The cold relationship between US President Barack Obama and Prime Minister Benjamin Netanyahu seems
to have noted a new drop in temperature following Obama's Mideast policy speech,
and according to the New York Times, tensions between Washington and Jerusalem are at an all-time high.
Obama has reportedly told close aides and allies that he does not believe Netanyahu will ever be willing to make the kind of big concessions that will lead to a peace deal between Israel and the Palestinians.
Netanyahu, for his part, has complained that Obama has pushed Israel too far — a point poignantly expressed during what has been described as a furious phone call with Secretary of State Hillary Clinton, where Netanyahu reacted angrily to the president’s plan to endorse Israel’s pre-1967 borders for a future Palestinian state.

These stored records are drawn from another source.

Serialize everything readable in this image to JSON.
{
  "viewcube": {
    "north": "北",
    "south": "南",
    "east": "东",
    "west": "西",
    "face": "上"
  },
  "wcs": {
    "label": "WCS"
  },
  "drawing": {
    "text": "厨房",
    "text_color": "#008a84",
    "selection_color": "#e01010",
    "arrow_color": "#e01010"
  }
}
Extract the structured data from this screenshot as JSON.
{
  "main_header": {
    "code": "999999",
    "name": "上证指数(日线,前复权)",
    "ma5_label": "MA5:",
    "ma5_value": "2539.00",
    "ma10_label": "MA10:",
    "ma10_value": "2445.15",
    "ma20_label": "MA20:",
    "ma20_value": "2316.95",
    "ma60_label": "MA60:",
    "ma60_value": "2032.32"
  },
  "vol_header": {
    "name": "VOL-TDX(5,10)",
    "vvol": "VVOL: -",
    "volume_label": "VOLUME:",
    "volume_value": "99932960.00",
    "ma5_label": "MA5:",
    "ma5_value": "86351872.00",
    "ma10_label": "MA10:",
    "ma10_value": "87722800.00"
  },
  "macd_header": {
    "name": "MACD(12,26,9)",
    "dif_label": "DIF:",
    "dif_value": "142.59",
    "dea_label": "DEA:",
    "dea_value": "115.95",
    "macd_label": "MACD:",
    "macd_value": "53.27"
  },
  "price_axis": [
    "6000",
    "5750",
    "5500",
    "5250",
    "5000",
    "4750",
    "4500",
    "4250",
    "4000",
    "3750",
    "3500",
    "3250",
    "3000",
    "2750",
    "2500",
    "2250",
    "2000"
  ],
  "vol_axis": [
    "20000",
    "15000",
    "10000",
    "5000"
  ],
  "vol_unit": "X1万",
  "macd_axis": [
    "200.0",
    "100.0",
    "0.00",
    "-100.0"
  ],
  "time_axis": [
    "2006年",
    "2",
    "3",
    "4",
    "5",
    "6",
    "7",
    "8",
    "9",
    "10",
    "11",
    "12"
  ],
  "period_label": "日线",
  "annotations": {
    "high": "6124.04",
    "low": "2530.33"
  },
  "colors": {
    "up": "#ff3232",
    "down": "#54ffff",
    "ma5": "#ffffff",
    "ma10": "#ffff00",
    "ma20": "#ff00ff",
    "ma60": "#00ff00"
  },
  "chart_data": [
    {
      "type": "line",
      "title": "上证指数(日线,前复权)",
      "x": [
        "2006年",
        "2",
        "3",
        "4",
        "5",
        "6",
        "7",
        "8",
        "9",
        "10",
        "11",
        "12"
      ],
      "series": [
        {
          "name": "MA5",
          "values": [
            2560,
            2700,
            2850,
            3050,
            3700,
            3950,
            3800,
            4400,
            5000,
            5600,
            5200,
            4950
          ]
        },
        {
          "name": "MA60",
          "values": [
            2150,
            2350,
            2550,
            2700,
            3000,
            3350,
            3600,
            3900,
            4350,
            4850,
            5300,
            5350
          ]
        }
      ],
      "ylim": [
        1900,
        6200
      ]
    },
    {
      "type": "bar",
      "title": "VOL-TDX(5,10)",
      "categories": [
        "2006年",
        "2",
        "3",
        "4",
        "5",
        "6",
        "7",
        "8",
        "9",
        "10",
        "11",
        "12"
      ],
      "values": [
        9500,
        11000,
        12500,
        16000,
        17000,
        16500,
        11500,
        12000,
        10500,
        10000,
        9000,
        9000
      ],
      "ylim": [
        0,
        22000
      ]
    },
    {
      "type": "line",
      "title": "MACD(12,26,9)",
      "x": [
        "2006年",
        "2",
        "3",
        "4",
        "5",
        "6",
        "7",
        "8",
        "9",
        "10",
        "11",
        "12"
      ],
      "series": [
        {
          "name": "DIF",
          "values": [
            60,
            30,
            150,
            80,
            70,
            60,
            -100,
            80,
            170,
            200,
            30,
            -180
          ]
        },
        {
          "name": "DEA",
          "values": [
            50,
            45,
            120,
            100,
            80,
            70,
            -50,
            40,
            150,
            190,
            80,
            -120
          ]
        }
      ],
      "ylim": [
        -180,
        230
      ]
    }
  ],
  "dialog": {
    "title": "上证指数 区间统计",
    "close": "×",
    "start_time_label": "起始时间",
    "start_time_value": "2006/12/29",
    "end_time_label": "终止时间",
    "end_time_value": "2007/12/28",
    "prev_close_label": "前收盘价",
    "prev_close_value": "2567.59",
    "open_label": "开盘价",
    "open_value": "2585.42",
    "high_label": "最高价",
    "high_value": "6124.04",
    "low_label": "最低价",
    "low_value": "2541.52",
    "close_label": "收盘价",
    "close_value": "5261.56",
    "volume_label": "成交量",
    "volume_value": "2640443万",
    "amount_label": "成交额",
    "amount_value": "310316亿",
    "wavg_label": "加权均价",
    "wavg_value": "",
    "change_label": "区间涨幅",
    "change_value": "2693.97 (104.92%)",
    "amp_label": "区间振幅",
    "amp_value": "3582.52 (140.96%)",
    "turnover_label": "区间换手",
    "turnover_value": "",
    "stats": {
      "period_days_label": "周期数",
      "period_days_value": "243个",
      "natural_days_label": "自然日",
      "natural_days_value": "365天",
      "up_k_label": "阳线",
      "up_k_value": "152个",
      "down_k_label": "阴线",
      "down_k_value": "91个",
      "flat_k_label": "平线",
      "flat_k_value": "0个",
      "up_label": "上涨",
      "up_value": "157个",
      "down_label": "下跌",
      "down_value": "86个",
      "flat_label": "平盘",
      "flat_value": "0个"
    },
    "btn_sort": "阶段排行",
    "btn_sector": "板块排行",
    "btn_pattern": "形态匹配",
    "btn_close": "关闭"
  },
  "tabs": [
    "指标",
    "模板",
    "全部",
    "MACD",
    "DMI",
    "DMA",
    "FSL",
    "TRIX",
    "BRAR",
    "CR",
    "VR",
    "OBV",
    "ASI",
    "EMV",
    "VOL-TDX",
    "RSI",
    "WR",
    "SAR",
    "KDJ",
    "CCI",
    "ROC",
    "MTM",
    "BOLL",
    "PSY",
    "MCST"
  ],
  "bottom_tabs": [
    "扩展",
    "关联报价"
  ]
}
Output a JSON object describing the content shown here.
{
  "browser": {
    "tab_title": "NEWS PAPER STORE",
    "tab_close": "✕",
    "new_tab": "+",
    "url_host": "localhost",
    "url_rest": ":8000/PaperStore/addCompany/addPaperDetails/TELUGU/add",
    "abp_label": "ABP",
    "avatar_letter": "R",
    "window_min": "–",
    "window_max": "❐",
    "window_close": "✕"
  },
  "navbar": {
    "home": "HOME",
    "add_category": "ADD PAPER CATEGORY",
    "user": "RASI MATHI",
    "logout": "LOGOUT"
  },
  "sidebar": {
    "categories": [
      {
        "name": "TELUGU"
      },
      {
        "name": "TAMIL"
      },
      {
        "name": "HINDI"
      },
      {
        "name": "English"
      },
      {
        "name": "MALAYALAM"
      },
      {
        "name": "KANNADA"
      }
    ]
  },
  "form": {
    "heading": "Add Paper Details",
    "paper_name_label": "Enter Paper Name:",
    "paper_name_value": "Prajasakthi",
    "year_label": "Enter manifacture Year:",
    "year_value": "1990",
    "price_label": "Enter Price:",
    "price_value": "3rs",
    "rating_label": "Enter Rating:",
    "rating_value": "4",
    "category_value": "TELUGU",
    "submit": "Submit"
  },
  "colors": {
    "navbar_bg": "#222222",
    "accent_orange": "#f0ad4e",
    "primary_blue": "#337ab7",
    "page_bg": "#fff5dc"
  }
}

The prime minister's associates said that he "desperately wants" Obama to use the diplomatic muscle of the US to protect Israel from the coming unilateral statehood bid the Palestinians plan for September; not only by vetoing in the Security Council, but also by leaning hard on Washington's European allies to get them to reject it as well.
Obama has indicated that he will certainly do the first, but it remains unclear how far he will go to persuade the UK, France and other US allies to join the White House in rejecting the move.
In a statement after Obama’s speech on Thursday, the Prime Minister's Office said that the prime minister would raise his concerns about Obama’s language about the pre-1967 borders during Friday’s meeting.
“While there were many points in the president’s speech that we appreciate and welcome, there were other aspects, like the return to the 1967 borders, which depart from longstanding American policy, as well as Israeli policy, going back to 1967,” Michael Oren, Israel’s ambassador to the United States, told the newspaper.